Saturday, April 26, 2008
We have it! Well, Gabrielle does, Madeline I am unsure of. She has all the symptoms, is itchy, but I can only see just a couple of very small spots. Getting and having chicken pox has been a lesson is just how much vaccines has changed life. 20 years ago the vast majority of children got chicken pox, it was a common occurrence. Not the case now days. A couple months ago I send out e-mails to everyone I know who might possible get chicken pox and might be willing to pass it along. Early this month I heard about a family that I knew slightly that had it, the very next day I was over with another mom hoping our children would get it. Exactly 16 days later after a week of cold like symptoms, odd rashes, fevers, Gabrielle broke out in pox. During that time I was unsure of proper protocol, do I warn follow parents that my children might be contagious, stay at home, or do nothing? I choose a combo, telling some friends that we might be getting it, going out to some of our normal activities, but trying to stay away from small babies. Now Gabrielle does obviously have it so I am keeping her at home with me, but am sending Madeline out with dad. Another mom and I were chatting about this, she was been made unwelcome at her regular playgroup because her child might be getting chicken pox, I feel some pressure to keep quiet about Gabrielle because then Madeline's dance class moms will find out, it seems to be an environment where they wouldn't take so kindly to their children being exposed to chicken pox, vaccine or not.

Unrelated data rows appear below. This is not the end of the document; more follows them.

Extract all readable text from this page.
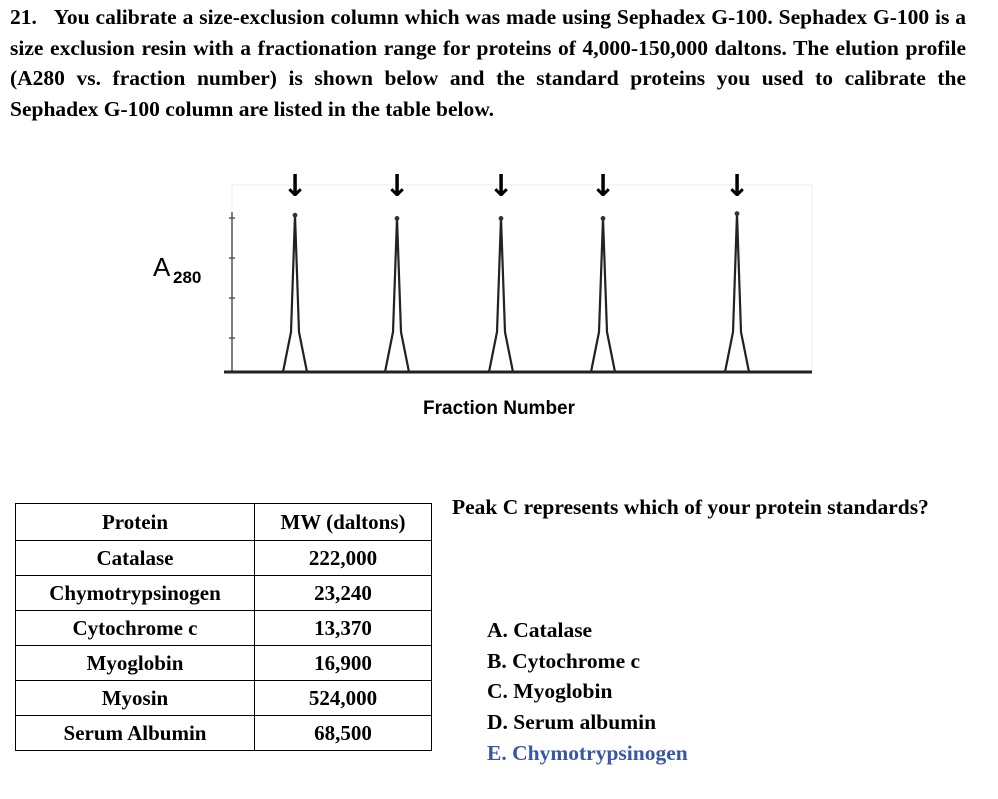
21. You calibrate a size-exclusion column which was made using Sephadex G-100. Sephadex G-100 is a size exclusion resin with a fractionation range for proteins of 4,000-150,000 daltons. The elution profile (A280 vs. fraction number) is shown below and the standard proteins you used to calibrate the Sephadex G-100 column are listed in the table below.
↓	↓	↓	↓	↓
A 280
Fraction Number
Protein	MW (daltons)
Catalase	222,000
Chymotrypsinogen	23,240
Cytochrome c	13,370
Myoglobin	16,900
Myosin	524,000
Serum Albumin	68,500
Peak C represents which of your protein standards?
A. Catalase
B. Cytochrome c
C. Myoglobin
D. Serum albumin
E. Chymotrypsinogen
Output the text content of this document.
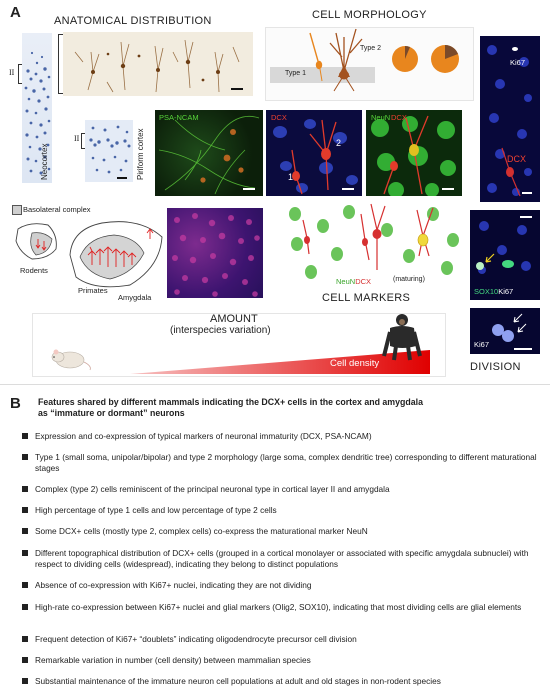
A	ANATOMICAL DISTRIBUTION
II
Neocortex
II	Piriform cortex
Basolateral complex
Rodents
Primates
Amygdala
CELL MORPHOLOGY
Type 1
Type 2
PSA-NCAM	DCX
1
2
NeuN DCX
NeuNDCX	(maturing)
CELL MARKERS
AMOUNT
(interspecies variation)
Cell density
Ki67
DCX
SOX10Ki67
Ki67
DIVISION
B Features shared by different mammals indicating the DCX+ cells in the cortex and amygdala
as “immature or dormant” neurons
Expression and co-expression of typical markers of neuronal immaturity (DCX, PSA-NCAM)
Type 1 (small soma, unipolar/bipolar) and type 2 morphology (large soma, complex dendritic tree) corresponding to different maturational stages
Complex (type 2) cells reminiscent of the principal neuronal type in cortical layer II and amygdala
High percentage of type 1 cells and low percentage of type 2 cells
Some DCX+ cells (mostly type 2, complex cells) co-express the maturational marker NeuN
Different topographical distribution of DCX+ cells (grouped in a cortical monolayer or associated with specific amygdala subnuclei) with respect to dividing cells (widespread), indicating they belong to distinct populations
Absence of co-expression with Ki67+ nuclei, indicating they are not dividing
High-rate co-expression between Ki67+ nuclei and glial markers (Olig2, SOX10), indicating that most dividing cells are glial elements
Frequent detection of Ki67+ “doublets” indicating oligodendrocyte precursor cell division
Remarkable variation in number (cell density) between mammalian species
Substantial maintenance of the immature neuron cell populations at adult and old stages in non-rodent species
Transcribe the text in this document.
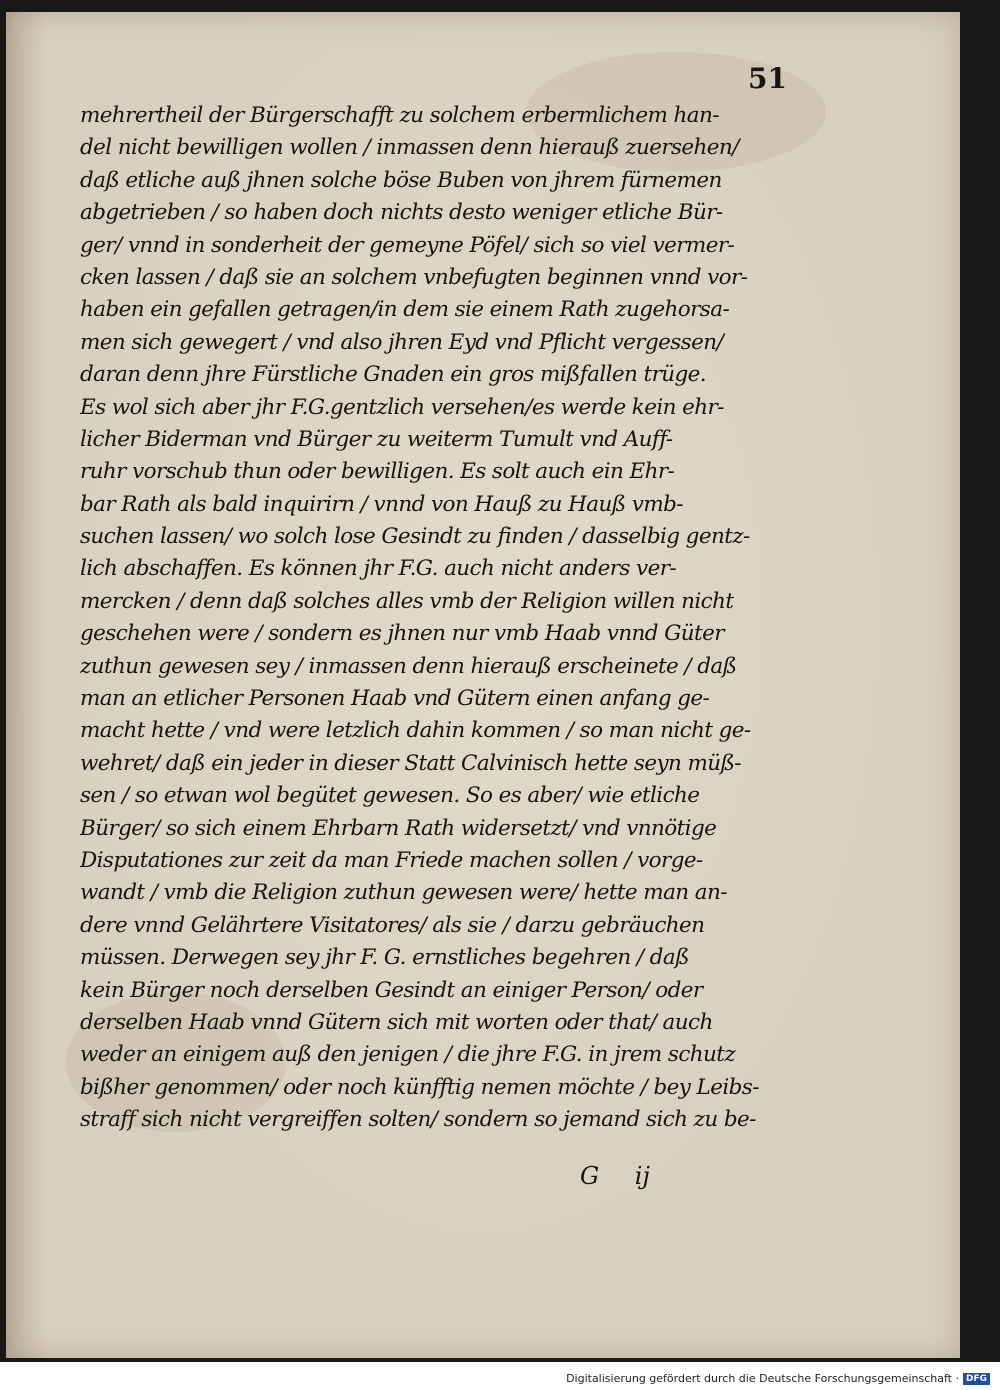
51
mehrertheil der Bürgerschafft zu solchem erbermlichem han-
del nicht bewilligen wollen / inmassen denn hierauß zuersehen/
daß etliche auß jhnen solche böse Buben von jhrem fürnemen
abgetrieben / so haben doch nichts desto weniger etliche Bür-
ger/ vnnd in sonderheit der gemeyne Pöfel/ sich so viel vermer-
cken lassen / daß sie an solchem vnbefugten beginnen vnnd vor-
haben ein gefallen getragen/in dem sie einem Rath zugehorsa-
men sich gewegert / vnd also jhren Eyd vnd Pflicht vergessen/
daran denn jhre Fürstliche Gnaden ein gros mißfallen trüge.
Es wol sich aber jhr F.G.gentzlich versehen/es werde kein ehr-
licher Biderman vnd Bürger zu weiterm Tumult vnd Auff-
ruhr vorschub thun oder bewilligen. Es solt auch ein Ehr-
bar Rath als bald inquirirn / vnnd von Hauß zu Hauß vmb-
suchen lassen/ wo solch lose Gesindt zu finden / dasselbig gentz-
lich abschaffen. Es können jhr F.G. auch nicht anders ver-
mercken / denn daß solches alles vmb der Religion willen nicht
geschehen were / sondern es jhnen nur vmb Haab vnnd Güter
zuthun gewesen sey / inmassen denn hierauß erscheinete / daß
man an etlicher Personen Haab vnd Gütern einen anfang ge-
macht hette / vnd were letzlich dahin kommen / so man nicht ge-
wehret/ daß ein jeder in dieser Statt Calvinisch hette seyn müß-
sen / so etwan wol begütet gewesen. So es aber/ wie etliche
Bürger/ so sich einem Ehrbarn Rath widersetzt/ vnd vnnötige
Disputationes zur zeit da man Friede machen sollen / vorge-
wandt / vmb die Religion zuthun gewesen were/ hette man an-
dere vnnd Gelährtere Visitatores/ als sie / darzu gebräuchen
müssen. Derwegen sey jhr F. G. ernstliches begehren / daß
kein Bürger noch derselben Gesindt an einiger Person/ oder
derselben Haab vnnd Gütern sich mit worten oder that/ auch
weder an einigem auß den jenigen / die jhre F.G. in jrem schutz
bißher genommen/ oder noch künfftig nemen möchte / bey Leibs-
straff sich nicht vergreiffen solten/ sondern so jemand sich zu be-
G ij
Digitalisierung gefördert durch die Deutsche Forschungsgemeinschaft · DFG
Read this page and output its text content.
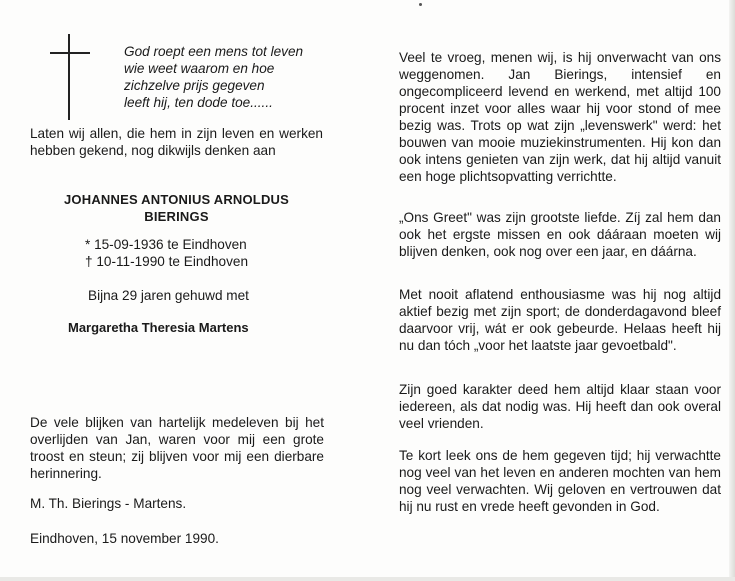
God roept een mens tot leven
wie weet waarom en hoe
zichzelve prijs gegeven
leeft hij, ten dode toe......
Laten wij allen, die hem in zijn leven en werken hebben gekend, nog dikwijls denken aan
JOHANNES ANTONIUS ARNOLDUS
BIERINGS
* 15-09-1936 te Eindhoven
† 10-11-1990 te Eindhoven
Bijna 29 jaren gehuwd met
Margaretha Theresia Martens
De vele blijken van hartelijk medeleven bij het overlijden van Jan, waren voor mij een grote troost en steun; zij blijven voor mij een dierbare herinnering.
M. Th. Bierings - Martens.
Eindhoven, 15 november 1990.
Veel te vroeg, menen wij, is hij onverwacht van ons weggenomen. Jan Bierings, intensief en ongecompliceerd levend en werkend, met altijd 100 procent inzet voor alles waar hij voor stond of mee bezig was. Trots op wat zijn „levenswerk" werd: het bouwen van mooie muziekinstrumenten. Hij kon dan ook intens genieten van zijn werk, dat hij altijd vanuit een hoge plichtsopvatting verrichtte.
„Ons Greet" was zijn grootste liefde. Zíj zal hem dan ook het ergste missen en ook dááraan moeten wij blijven denken, ook nog over een jaar, en dáárna.
Met nooit aflatend enthousiasme was hij nog altijd aktief bezig met zijn sport; de donderdagavond bleef daarvoor vrij, wát er ook gebeurde. Helaas heeft hij nu dan tóch „voor het laatste jaar gevoetbald".
Zijn goed karakter deed hem altijd klaar staan voor iedereen, als dat nodig was. Hij heeft dan ook overal veel vrienden.
Te kort leek ons de hem gegeven tijd; hij verwachtte nog veel van het leven en anderen mochten van hem nog veel verwachten. Wij geloven en vertrouwen dat hij nu rust en vrede heeft gevonden in God.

Maybe I analyse this this much. Ever since having Gabrielle and going through all the illness and resulting health issues with her, I try not to pass illness on to others. Before Gabrielle, if Madeline had a nasty cough or a runny nose with interesting colors coming out then yes we'd stay home, but a little dry cough or clear runny nose then we'd go out. Now I don't want to take the chance of giving an illness to another child, and had the chicken pox not been much a long incubation period and recovery then I probably would of been at home during that time. Maybe if that one person that had a nasty cough had stayed home, then maybe Ryan wouldn't of gotten pertussis, maybe Gabrielle wouldn't of gotten it as a newborn, maybe she wouldn't of struggled so much in her short life.... maybe.... I think of the hell we went though, the pertussis, all the numerous colds that made it worse, the influenza, the croup, the RSV, this last nasty virus, her being on O2 for 6 months, the utter fear of her getting ill again, the inhalers that she requires now when she gets sick, I wouldn't wish any of it on anyone.